In the wake of the Colonial Pipeline hack, businesses all over the world are getting a very loud reminder that they could be next to be compromised by a ransomware intrusion. For many, it’s not an ‘if,’ but a case of how and when. Even multinational businesses with comprehensive cybersecurity protocols in place are vulnerable. So, what should businesses do to mitigate the impact of a serious breach, prevent data loss and avoid extortion?
In April 2020, the Global Cyber Alliance (GCA) and the Ransomware Task Force (RTF), a newly formed consortium of U.S. software companies, security vendors and government agencies, came together to produce a series of recommendations to combat the rising threat of ransomware. The report included nearly 50 actionable steps for both industry and government to adopt to reverse the trajectory of ransomware attacks.
The answer for many IT teams is making their organization cyberresilient by combining data backup and disaster recovery (DR) with extended threat detection (XDR).
Mitigating Ransomware with Disaster Recovery
For too long, companies have treated cybersecurity and backup as separate functions, when, in fact, they serve the same purpose–protecting a business’s digital assets and data. Unfortunately, data breaches are inevitable. Even the best endpoint security systems can’t prevent them from happening. Hackers are always on the prowl, probing cybersecurity defenses and looking for weaknesses and openings. Attack vectors vary, but the most common are corporate emails and, increasingly, web applications and SaaS platforms, which now account for 80% of ransomware attacks.

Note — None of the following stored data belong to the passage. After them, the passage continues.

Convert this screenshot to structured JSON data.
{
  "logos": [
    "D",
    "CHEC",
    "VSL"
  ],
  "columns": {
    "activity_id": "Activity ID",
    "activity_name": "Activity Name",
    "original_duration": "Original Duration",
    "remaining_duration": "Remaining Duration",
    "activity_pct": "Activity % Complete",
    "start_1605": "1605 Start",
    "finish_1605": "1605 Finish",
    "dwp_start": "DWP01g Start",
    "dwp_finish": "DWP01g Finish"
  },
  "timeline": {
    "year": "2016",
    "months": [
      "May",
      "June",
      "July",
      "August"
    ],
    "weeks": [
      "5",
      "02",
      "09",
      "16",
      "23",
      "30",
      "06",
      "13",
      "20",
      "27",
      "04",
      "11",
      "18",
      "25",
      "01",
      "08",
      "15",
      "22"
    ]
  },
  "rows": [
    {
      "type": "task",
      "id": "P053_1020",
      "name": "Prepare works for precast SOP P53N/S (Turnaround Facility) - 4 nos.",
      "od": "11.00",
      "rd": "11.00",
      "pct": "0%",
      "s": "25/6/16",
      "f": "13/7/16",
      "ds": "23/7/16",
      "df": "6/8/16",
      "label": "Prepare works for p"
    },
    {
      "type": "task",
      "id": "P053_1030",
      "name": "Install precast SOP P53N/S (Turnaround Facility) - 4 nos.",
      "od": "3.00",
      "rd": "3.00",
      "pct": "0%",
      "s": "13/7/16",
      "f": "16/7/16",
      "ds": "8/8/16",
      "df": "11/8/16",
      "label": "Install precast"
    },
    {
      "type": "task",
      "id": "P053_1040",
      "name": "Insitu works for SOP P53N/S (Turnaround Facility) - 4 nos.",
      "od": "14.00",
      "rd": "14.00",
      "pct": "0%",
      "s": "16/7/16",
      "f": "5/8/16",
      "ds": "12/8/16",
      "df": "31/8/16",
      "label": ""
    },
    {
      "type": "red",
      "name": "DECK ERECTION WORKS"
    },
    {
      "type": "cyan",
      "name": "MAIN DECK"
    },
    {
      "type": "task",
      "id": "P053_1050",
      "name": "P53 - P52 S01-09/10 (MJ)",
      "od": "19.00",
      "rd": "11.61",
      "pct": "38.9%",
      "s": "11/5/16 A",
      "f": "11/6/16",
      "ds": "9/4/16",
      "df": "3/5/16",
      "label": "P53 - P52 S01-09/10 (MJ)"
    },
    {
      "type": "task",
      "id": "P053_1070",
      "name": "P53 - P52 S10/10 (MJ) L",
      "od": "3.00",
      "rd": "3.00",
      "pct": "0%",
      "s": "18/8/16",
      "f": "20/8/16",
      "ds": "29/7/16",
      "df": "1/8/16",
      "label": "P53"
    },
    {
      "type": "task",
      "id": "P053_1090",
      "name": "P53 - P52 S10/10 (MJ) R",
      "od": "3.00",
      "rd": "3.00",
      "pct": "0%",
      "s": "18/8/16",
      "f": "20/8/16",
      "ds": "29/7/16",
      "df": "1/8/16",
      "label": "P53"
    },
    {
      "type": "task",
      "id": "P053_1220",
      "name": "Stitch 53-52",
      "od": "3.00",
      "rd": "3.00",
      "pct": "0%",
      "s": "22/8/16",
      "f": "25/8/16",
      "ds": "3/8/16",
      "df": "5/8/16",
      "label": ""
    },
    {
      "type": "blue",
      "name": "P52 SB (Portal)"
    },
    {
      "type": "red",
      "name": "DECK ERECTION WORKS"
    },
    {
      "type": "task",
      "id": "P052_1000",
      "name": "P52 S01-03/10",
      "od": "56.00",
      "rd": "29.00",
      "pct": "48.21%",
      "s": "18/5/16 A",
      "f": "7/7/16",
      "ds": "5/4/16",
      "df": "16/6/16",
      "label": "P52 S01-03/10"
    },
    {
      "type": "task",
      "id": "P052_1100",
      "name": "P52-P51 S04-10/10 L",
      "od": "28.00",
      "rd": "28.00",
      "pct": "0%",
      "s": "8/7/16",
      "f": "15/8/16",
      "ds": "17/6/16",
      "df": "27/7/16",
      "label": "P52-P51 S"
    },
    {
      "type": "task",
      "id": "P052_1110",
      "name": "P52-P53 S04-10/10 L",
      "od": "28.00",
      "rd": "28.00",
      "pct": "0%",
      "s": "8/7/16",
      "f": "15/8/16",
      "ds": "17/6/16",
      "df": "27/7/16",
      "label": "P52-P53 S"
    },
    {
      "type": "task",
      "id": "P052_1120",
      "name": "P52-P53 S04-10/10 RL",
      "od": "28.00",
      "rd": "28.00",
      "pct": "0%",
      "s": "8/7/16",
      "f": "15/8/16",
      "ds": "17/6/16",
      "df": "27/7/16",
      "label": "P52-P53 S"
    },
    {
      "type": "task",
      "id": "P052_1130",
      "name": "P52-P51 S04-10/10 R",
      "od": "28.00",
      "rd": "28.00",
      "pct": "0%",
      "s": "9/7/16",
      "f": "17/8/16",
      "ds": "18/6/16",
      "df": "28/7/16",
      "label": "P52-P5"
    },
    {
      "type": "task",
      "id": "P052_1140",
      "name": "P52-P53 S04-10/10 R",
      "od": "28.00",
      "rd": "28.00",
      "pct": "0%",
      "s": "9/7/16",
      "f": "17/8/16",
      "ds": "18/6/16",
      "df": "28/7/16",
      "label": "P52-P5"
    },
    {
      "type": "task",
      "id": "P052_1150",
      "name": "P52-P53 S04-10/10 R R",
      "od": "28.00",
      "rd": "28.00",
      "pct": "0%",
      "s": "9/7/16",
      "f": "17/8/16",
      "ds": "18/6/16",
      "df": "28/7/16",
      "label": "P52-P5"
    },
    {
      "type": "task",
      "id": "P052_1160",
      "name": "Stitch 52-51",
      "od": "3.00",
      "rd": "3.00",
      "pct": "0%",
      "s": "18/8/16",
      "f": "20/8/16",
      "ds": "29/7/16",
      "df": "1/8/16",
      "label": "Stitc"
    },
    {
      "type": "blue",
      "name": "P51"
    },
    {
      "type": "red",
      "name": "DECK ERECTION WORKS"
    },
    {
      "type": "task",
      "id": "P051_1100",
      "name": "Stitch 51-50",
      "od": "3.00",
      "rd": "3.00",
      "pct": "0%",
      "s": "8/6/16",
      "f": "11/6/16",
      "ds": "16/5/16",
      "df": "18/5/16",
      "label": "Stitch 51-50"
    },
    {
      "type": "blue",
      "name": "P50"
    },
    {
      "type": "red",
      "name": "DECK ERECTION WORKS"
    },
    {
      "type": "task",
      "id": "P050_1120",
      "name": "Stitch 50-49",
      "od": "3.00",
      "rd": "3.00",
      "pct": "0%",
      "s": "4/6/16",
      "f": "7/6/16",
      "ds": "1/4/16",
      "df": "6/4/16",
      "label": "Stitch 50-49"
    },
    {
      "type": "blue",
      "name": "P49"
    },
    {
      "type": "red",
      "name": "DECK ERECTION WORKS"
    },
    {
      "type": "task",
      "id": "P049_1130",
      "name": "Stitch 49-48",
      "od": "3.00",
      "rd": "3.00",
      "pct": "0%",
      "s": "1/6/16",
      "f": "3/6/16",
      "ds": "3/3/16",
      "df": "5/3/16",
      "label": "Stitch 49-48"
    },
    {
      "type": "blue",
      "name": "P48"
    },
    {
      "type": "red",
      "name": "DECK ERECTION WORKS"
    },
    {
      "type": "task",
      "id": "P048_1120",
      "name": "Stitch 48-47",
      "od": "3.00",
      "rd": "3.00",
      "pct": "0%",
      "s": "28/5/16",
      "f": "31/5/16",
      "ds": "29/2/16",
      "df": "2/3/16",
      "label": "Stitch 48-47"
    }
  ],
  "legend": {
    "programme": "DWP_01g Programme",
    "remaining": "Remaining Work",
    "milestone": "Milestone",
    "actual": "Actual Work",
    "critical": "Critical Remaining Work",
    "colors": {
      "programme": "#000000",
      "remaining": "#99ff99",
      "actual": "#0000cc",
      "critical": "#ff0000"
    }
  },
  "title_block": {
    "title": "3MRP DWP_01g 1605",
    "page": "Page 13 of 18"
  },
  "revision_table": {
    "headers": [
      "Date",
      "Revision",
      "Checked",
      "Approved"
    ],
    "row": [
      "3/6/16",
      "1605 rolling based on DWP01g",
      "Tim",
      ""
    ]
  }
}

Unfortunately, most businesses don’t have contingency plans in place to immediately respond to a ransomware attack. Digital incursions aren’t treated in the same way as a physical emergency like a fire or natural disaster with first responders coming to the rescue. Companies that think they can buy their way out of trouble are only going to make things worse. Paying the ransom won’t solve all your problems because now that you’ve been compromised, it’s highly likely your data is exposed and the criminals are monitoring your every move. That is, unless you have a protected backup infrastructure in place that acts as a sister site where all your data is safely encrypted. The beauty of this system is that it allows you to continue functioning as usual in a secure and managed environment, while simultaneously conducting forensics on your compromised assets. The two sites can run side by side until the damage is repaired. Meanwhile, the intruder is completely unaware that they are now under the microscope. The tables are turned and, once the investigation is complete, you can regain control of your entire operation.
That’s why it’s important to have an integrated data management function that puts your business on the front foot. This is crucial because malicious actors can go undetected for almost a year—the average dwell time for a threat is around 286 days. However, once their presence is discovered or a vulnerability detected, data can be moved to a safe, secure and encrypted environment, while the threat is tracked with forensic detail using extended threat detection (XDR).

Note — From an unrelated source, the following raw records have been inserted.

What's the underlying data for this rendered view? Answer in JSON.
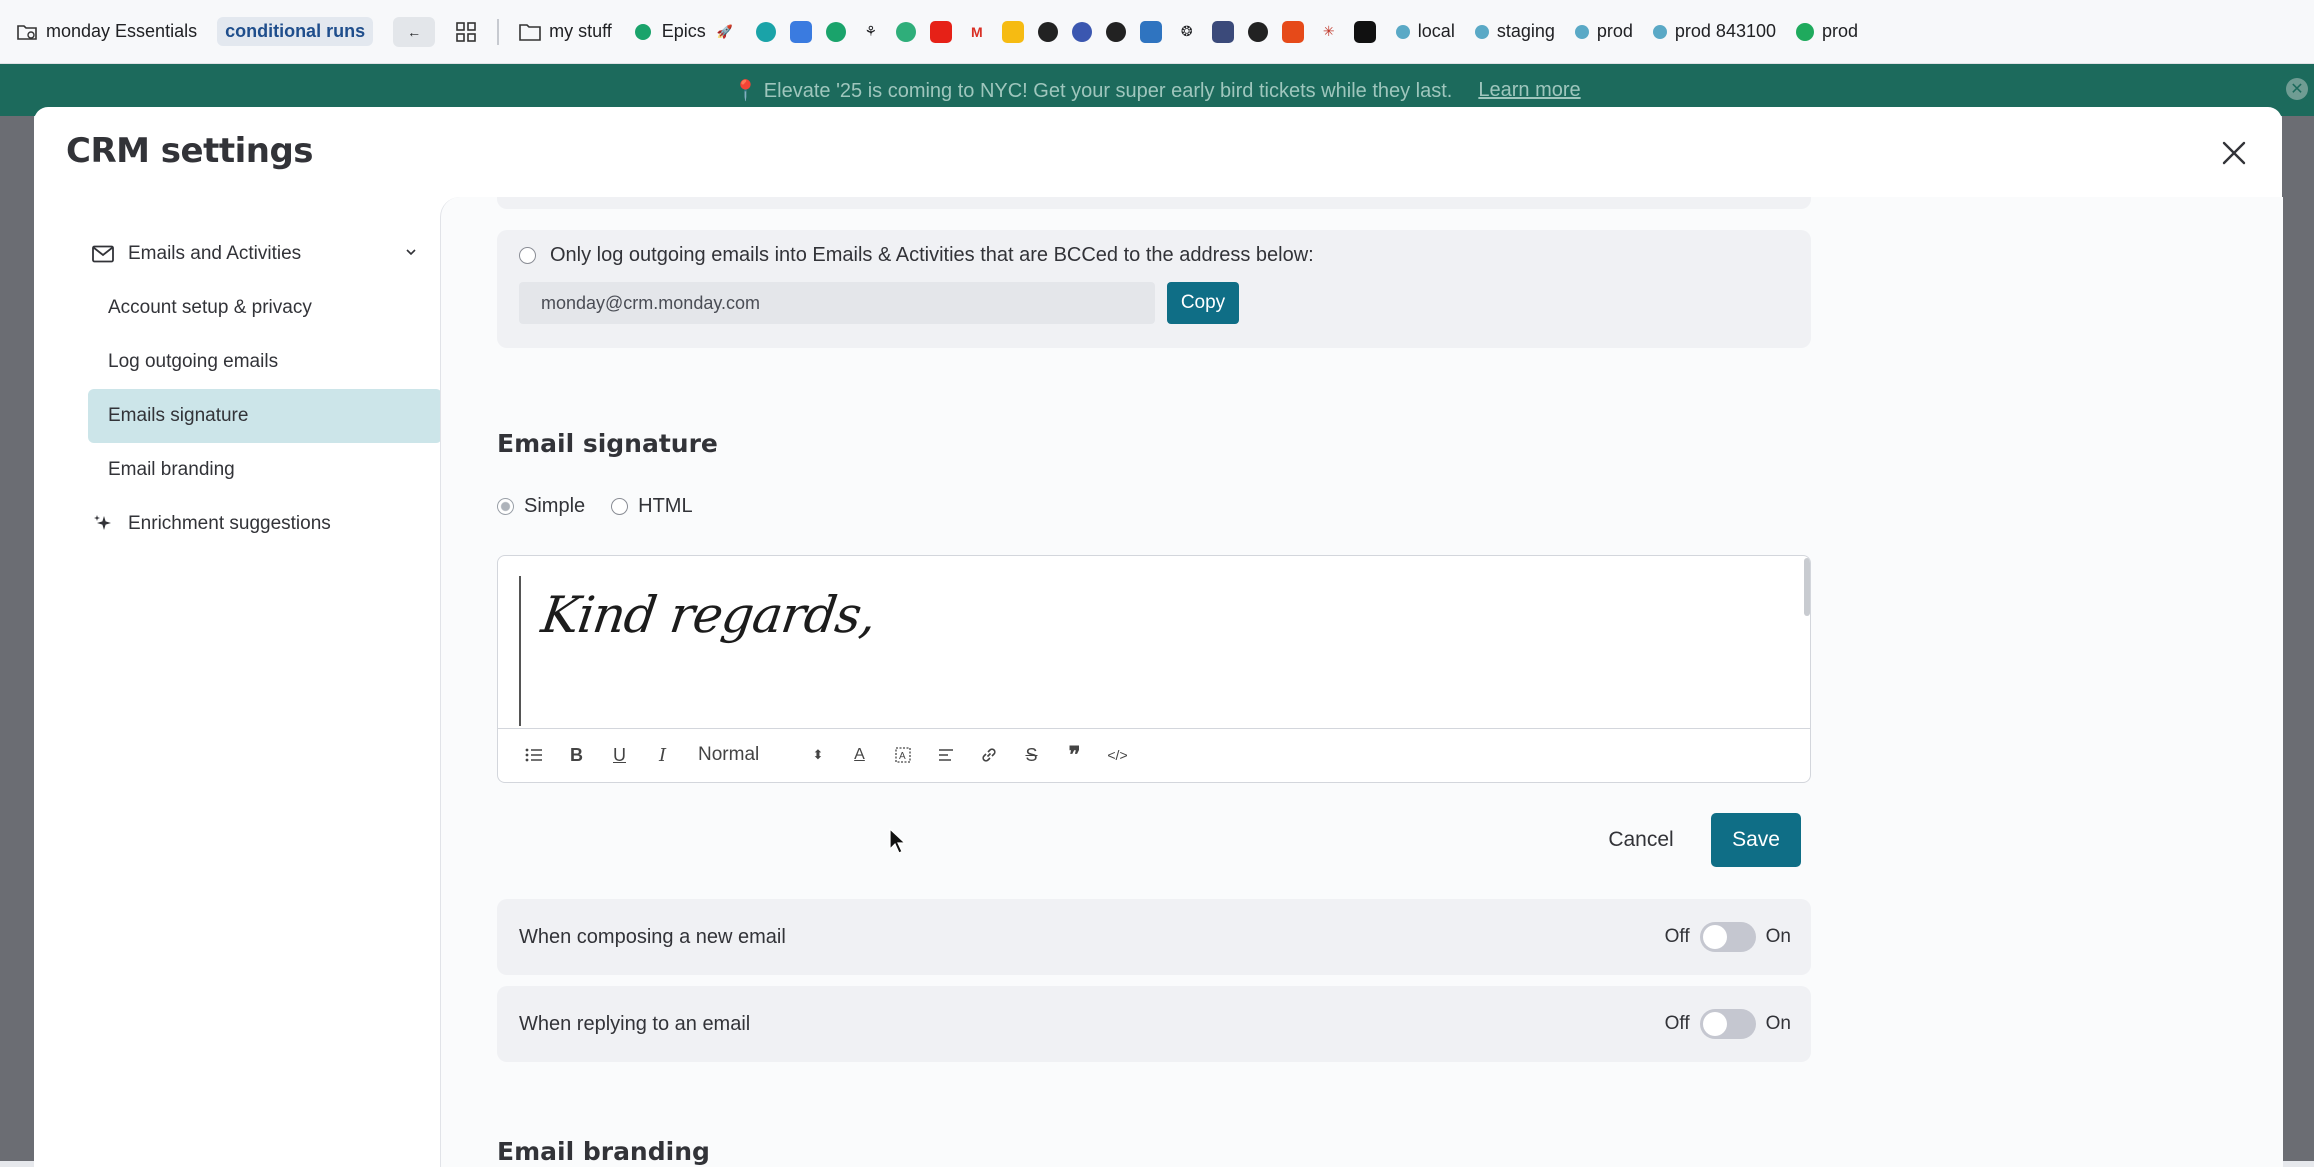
{
  "bookmarks": {
    "items": [
      {
        "label": "monday Essentials",
        "icon": "folder-gear-icon"
      },
      {
        "label": "conditional runs",
        "icon": ""
      },
      {
        "label": "",
        "icon": "arrow-left-icon"
      },
      {
        "label": "",
        "icon": "grid-icon"
      },
      {
        "label": "my stuff",
        "icon": "folder-icon"
      },
      {
        "label": "Epics",
        "icon": "monday-icon"
      },
      {
        "label": "local",
        "icon": "dot-icon"
      },
      {
        "label": "staging",
        "icon": "dot-icon"
      },
      {
        "label": "prod",
        "icon": "dot-icon"
      },
      {
        "label": "prod 843100",
        "icon": "dot-icon"
      },
      {
        "label": "prod",
        "icon": "green-dot-icon"
      }
    ]
  },
  "banner": {
    "text": "📍 Elevate '25 is coming to NYC! Get your super early bird tickets while they last.",
    "link": "Learn more"
  },
  "modal": {
    "title": "CRM settings"
  },
  "nav": {
    "section1": "Emails and Activities",
    "items": [
      {
        "label": "Account setup & privacy"
      },
      {
        "label": "Log outgoing emails"
      },
      {
        "label": "Emails signature"
      },
      {
        "label": "Email branding"
      }
    ],
    "section2": "Enrichment suggestions"
  },
  "bcc": {
    "label": "Only log outgoing emails into Emails & Activities that are BCCed to the address below:",
    "address": "monday@crm.monday.com",
    "copy": "Copy"
  },
  "signature": {
    "heading": "Email signature",
    "mode_simple": "Simple",
    "mode_html": "HTML",
    "content": "Kind regards,",
    "format_select": "Normal"
  },
  "actions": {
    "cancel": "Cancel",
    "save": "Save"
  },
  "toggles": [
    {
      "label": "When composing a new email",
      "off": "Off",
      "on": "On",
      "state": "off"
    },
    {
      "label": "When replying to an email",
      "off": "Off",
      "on": "On",
      "state": "off"
    }
  ],
  "branding_heading": "Email branding",
  "colors": {
    "accent": "#0f6e86",
    "active_nav": "#cce5e9",
    "banner": "#1c6a5c"
  }
}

Managing Your Digital Crime Scene
The bottom line is that businesses need to be more resilient to reduce the impact of a ransomware intrusion. There have been cases where critical systems have been exposed by something as innocuous as a wireless printer running on a network with access to the company’s Exchange servers. This creates a gap that attackers can easily exploit, bypassing the company firewall in the process. Cybercriminals are ruthless and indiscriminate. If there’s a weakness in your defenses, they will do their best to find it.
Law enforcement agencies around the world are increasingly urging victims not to pay when getting hit with a ransomware attack. This wasn’t always the case. A decade ago, a suspected cybercrime would be ignored entirely. If a cybercrime occurred just five years ago, it would’ve been acknowledged, but the law wouldn’t have had the tools to fight back. The last 12 months has seen a material change in law enforcement interest in cyberattacks, including complete impounding of full systems and very active intervention in trying to find who was responsible for the attack.

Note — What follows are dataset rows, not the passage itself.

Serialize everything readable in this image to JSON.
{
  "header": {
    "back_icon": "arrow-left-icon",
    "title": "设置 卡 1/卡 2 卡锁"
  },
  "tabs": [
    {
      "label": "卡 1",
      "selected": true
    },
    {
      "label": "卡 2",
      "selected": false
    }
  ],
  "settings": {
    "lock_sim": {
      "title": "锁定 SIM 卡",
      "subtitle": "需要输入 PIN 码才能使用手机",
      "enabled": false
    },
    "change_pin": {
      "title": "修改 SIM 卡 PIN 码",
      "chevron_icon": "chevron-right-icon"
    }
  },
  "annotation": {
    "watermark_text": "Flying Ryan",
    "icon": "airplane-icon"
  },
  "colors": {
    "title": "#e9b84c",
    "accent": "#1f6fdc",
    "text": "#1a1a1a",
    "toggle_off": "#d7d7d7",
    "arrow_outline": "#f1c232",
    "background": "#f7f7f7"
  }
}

While this represents a very welcome change, it does present an additional challenge today—working with law enforcement and trying to mitigate the data loss in the midst of an attack. The teams’ resources are inevitably split between the two tasks and business continuity is ultimately affected as your data has become a digital crime scene.
There is an increasing need for businesses to have an outsourced partner who provides a data recovery platform with a recovery environment comparable to the original. You can then run parallel streams while simultaneously working with law enforcement to find the perpetrators. This allows businesses to continue to function and proactively manage threats, preventing further damage and the need to give in to extortion by paying huge ransoms.
In-house IT teams can’t cope with the volume or sophistication of cyberattacks today. They both want and need to shift as much responsibility as possible to trusted partners. That outsourcing is creating a data insurance policy that allows the business to function as usual with little to no downtime, and also enables support for law enforcement to investigate the attack and help bring the perpetrators to justice. Cybersecurity defenses play a critical role in repelling attacks, but companies can only really achieve cyberresilience with integrated data management solutions that incorporate the latest XDR techniques.